Die Dreharbeiten zogen sich sehr zum Ärger der TOHO-Bosse in die Länge, was natürlich mit erheblichen Kosten verbunden war. Um etwas Geld in die Kasse zu bekommen, produzierten diese nebenbei, ohne Hondas Einverständnis, eine Serie aus fünf Hörspielen für das Radio mit Gojira. Als Hondas Film endlich fertiggestellt war, hatte dieser durch die Hörspiele bereits eine sehr große Fangemeinde. Trotzdem war die Produktion für das Studio ein extremes Wagnis, denn immerhin spielte der Film ja auch direkt auf die Zerstörung der Städte Hiroshima und Nagasaki durch Kernwaffen an, was bis zu diesem Zeitpunkt in Japan ein absolutes Tabu-Thema war. Das Wagnis zahlte sich jedoch aus und Godzilla, wie man ihn im Ausland nannte, wurde zum zweiterfolgreichsten japanischen Film aller Zeiten, nur Kurosawas Meisterwerk Die sieben Samurai spielte ehemals mehr Geld ein.

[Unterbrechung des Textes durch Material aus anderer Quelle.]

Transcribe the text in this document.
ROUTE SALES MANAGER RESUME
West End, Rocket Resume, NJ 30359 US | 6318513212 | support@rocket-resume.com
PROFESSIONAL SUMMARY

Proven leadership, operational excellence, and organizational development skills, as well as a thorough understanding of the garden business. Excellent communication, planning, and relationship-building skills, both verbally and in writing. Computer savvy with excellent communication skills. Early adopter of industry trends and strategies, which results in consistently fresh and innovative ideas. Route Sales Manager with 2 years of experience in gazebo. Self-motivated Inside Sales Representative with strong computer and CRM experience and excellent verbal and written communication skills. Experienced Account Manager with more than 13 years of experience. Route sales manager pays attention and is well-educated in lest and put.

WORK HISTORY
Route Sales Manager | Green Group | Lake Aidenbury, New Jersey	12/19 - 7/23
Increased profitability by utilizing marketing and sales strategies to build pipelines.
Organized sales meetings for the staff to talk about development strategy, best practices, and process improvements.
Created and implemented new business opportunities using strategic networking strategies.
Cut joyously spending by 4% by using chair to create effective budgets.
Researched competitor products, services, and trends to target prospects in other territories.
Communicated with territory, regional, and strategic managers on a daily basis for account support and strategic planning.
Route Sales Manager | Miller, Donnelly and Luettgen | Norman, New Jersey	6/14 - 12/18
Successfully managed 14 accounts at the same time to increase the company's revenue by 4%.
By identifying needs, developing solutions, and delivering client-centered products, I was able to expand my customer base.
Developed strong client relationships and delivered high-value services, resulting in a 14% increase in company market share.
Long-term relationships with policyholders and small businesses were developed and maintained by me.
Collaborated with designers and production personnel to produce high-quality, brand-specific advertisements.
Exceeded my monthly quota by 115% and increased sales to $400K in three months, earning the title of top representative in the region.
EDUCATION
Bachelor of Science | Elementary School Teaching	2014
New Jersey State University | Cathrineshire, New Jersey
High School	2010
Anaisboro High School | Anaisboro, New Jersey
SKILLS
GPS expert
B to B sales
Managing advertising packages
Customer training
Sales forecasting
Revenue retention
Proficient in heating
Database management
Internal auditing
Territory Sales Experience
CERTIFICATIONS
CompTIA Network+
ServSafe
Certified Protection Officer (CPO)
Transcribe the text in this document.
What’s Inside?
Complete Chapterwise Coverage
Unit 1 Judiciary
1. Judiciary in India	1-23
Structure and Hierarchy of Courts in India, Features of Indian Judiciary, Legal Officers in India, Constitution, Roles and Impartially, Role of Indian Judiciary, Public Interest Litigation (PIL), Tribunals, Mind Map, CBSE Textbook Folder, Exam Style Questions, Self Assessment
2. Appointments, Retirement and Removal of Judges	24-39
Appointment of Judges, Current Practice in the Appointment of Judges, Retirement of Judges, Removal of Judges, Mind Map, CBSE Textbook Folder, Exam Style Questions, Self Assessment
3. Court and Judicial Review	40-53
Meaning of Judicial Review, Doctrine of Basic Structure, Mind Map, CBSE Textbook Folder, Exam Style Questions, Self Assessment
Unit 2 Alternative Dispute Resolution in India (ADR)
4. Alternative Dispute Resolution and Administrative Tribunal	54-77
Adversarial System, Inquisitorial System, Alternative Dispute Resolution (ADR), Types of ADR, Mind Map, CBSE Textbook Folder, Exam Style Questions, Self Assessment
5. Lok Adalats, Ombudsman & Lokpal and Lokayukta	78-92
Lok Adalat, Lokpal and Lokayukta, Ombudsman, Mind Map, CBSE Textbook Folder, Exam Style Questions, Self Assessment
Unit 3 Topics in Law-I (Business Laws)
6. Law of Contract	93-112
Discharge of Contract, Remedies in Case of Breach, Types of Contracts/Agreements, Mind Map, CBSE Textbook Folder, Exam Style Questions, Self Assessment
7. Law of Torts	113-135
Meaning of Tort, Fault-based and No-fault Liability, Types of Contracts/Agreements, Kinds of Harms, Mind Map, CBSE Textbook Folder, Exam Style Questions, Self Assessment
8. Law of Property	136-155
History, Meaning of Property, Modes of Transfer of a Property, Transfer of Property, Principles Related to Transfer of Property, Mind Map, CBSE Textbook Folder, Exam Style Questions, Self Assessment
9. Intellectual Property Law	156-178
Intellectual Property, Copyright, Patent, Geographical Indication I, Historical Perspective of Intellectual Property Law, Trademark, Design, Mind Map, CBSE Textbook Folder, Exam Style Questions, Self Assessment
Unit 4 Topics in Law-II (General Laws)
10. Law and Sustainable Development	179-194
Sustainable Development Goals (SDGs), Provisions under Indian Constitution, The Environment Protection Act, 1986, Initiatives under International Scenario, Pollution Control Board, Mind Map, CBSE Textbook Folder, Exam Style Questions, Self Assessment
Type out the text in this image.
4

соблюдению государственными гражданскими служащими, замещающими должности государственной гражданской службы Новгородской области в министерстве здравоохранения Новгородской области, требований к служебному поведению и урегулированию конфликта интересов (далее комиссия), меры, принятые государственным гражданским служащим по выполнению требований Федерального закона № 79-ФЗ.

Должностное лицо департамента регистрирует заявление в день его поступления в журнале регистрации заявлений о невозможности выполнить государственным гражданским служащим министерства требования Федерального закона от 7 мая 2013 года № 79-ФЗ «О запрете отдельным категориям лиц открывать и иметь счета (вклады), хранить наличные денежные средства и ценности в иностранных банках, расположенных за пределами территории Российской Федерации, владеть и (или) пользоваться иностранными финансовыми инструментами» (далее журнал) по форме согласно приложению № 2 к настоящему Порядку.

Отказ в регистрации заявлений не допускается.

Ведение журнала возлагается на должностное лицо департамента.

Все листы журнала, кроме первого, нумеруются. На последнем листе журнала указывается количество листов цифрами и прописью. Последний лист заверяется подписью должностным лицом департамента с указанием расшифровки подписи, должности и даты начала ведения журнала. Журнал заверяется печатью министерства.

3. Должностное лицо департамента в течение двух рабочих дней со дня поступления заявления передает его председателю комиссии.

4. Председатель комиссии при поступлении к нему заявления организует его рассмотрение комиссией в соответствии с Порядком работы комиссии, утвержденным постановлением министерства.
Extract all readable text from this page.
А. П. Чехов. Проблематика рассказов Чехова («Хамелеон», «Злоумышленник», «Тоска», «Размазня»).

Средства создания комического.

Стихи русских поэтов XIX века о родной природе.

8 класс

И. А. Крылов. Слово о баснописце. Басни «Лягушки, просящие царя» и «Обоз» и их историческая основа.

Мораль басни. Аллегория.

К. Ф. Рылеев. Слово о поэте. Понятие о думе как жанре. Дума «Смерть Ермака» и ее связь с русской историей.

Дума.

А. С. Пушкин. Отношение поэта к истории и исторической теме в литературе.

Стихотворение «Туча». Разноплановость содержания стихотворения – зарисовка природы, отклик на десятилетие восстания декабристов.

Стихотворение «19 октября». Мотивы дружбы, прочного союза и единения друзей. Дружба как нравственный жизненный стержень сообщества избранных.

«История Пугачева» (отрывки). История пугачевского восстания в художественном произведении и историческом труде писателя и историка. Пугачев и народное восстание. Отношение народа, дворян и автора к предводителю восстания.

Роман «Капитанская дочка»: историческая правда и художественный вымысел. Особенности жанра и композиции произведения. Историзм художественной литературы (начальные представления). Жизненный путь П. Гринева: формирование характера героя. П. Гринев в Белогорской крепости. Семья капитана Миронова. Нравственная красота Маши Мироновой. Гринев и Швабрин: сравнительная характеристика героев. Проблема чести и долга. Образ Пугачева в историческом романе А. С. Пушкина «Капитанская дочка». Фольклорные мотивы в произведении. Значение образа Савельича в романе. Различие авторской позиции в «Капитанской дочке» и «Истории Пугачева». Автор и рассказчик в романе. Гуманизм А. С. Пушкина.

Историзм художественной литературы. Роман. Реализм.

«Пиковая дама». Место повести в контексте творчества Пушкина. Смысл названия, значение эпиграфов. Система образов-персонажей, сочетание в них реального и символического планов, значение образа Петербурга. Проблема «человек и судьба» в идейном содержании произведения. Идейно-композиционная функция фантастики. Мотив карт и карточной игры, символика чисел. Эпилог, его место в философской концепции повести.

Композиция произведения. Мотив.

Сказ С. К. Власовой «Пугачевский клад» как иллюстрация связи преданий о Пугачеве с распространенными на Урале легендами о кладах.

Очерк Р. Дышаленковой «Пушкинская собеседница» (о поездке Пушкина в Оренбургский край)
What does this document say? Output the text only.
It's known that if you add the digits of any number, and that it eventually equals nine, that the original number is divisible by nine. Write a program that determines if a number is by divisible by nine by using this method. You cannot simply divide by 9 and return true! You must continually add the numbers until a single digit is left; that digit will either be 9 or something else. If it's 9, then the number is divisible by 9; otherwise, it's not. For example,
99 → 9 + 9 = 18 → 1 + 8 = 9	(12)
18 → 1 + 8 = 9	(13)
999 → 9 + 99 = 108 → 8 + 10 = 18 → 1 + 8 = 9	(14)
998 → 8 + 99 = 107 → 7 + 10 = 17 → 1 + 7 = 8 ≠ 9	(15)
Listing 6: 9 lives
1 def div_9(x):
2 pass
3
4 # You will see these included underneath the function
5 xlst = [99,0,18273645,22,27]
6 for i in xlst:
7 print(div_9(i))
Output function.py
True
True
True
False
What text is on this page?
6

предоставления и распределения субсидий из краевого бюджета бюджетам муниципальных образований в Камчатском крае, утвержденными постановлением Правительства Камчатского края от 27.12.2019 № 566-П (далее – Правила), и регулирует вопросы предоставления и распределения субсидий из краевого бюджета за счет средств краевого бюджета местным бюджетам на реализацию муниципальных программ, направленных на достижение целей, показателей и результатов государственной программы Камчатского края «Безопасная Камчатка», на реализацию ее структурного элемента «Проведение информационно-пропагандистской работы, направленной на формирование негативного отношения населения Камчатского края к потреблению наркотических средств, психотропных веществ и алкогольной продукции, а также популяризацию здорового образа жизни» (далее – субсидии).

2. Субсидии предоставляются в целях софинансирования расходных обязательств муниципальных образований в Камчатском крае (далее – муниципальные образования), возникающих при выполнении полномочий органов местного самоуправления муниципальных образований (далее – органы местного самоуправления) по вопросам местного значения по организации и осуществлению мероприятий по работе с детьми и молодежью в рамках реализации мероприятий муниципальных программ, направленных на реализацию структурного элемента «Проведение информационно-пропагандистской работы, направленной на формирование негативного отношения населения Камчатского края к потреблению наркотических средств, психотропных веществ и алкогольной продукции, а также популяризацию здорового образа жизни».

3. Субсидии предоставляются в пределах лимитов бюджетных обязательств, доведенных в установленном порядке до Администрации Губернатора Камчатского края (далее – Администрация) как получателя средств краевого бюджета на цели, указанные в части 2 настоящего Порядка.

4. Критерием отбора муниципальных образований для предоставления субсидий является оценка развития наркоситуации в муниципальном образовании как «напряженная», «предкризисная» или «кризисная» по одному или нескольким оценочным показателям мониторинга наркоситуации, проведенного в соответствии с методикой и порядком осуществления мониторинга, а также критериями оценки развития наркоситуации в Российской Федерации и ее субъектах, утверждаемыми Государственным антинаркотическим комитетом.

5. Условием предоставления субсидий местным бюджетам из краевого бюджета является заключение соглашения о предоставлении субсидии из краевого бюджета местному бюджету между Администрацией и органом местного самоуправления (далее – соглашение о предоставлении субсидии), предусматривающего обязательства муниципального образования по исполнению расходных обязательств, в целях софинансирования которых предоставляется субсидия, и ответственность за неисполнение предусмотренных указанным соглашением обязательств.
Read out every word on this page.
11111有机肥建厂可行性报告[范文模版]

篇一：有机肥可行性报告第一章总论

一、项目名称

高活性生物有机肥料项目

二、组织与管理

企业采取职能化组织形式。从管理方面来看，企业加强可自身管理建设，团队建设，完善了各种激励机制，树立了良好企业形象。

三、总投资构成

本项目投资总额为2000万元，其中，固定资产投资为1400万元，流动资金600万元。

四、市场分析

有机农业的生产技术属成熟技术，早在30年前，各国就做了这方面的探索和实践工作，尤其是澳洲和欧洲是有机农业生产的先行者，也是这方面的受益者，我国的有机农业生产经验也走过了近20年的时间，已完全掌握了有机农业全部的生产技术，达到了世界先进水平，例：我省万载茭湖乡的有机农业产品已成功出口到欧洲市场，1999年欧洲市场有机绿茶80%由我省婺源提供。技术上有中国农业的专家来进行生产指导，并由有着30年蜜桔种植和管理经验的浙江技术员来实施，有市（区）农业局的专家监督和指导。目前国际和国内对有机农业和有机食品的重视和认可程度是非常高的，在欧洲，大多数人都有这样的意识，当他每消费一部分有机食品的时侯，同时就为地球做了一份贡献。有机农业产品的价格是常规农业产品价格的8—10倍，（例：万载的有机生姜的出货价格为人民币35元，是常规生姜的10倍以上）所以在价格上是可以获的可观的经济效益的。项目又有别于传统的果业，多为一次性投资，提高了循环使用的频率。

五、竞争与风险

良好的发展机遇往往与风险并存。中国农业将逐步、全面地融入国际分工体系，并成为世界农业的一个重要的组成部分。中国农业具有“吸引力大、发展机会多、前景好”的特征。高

Die Legende um Godzilla entstand im Laufe der Jahre, als immer mehr Nachfolger dieses Klassikers gedreht wurden. Somit ist Godzilla nichts weiter als ein modernes Fabelwesen. Jedoch sollte man erwähnen, dass es nicht auszuschließen ist, dass sich eines Tages wirklich durch radioaktive Mutationen gefährliche Wesen entwickeln können. Dies wären dann allerdings real existierende Erben von Godzilla – dem japanischen Ungetüm.